As Professor Suzuki explained, the task is human, sophisticated applications can help, but tracking requires professionals to work.

This practice, which now seems novel to the public, actually has a long tradition of researching and controlling other diseases, such as tuberculosis and AIDS, for example.

The US is currently training 70,000 people to add them to its “Army of Health Professionals”

The task of these trackers is to find out what contacts someone who has tested positive for coronavirus has had, following well-established protocols that mark how, when and why.

“If we want to safely start reopening our society, we need to have certain public health measures, including a significant increase in our ability to track new infections,” said Ron Brookmeyer, dean of the faculty of health at the University of California, Los Angels and eminence in the control of epidemics.

Other states, such as Washington or New York, the most affected nationwide, have also taken serious steps to increase their workforce of “detectives” to spread the virus.

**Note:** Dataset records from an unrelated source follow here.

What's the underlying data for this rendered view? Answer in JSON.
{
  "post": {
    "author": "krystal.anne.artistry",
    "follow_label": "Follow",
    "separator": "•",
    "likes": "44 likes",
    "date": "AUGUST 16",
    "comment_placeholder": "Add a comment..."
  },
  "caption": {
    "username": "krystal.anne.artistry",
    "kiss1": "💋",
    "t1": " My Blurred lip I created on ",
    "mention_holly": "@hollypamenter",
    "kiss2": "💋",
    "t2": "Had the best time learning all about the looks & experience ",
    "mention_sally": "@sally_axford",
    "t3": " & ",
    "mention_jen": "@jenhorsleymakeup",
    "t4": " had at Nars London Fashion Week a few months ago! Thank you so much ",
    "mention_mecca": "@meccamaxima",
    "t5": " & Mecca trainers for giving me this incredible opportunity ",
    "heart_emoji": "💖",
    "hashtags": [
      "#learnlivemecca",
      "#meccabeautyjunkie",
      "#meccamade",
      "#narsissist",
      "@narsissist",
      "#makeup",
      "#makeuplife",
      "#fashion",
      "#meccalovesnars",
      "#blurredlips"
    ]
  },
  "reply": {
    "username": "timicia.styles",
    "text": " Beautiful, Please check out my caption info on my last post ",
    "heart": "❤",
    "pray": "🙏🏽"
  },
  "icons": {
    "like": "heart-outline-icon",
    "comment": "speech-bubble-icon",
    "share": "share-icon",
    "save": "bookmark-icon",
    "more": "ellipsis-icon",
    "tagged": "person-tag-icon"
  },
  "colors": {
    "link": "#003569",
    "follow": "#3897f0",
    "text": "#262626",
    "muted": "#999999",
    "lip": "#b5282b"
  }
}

In Belgium, the government has already installed dozens of “call centres”, where people – not machines – aim to establish a list of individuals with whom coronavirus patients were in contact during a period of ten days: from two days before showing the first symptoms to seven days later. If the contact was more than 15 minutes less than 1.50 meters from the person in question, it is considered as a “high-risk person”. From this, another “tracker” will be in charge of preventing it.

If, within 24 hours, the person who is considered “high risk” and who has to be isolated for 14 days at home does not answer the phone, social workers, paramedics or ambulance personnel organize a visit to their home.

“Contact tracking is not a magic formula,” Mike Reid, a professor at the University of California San Francisco School of Medicine, told The New York Times, but explained that the “old-fashioned” approach and not on tracking apps like those Google and Apple are working on “can unite communities and build capacity to handle future crises.”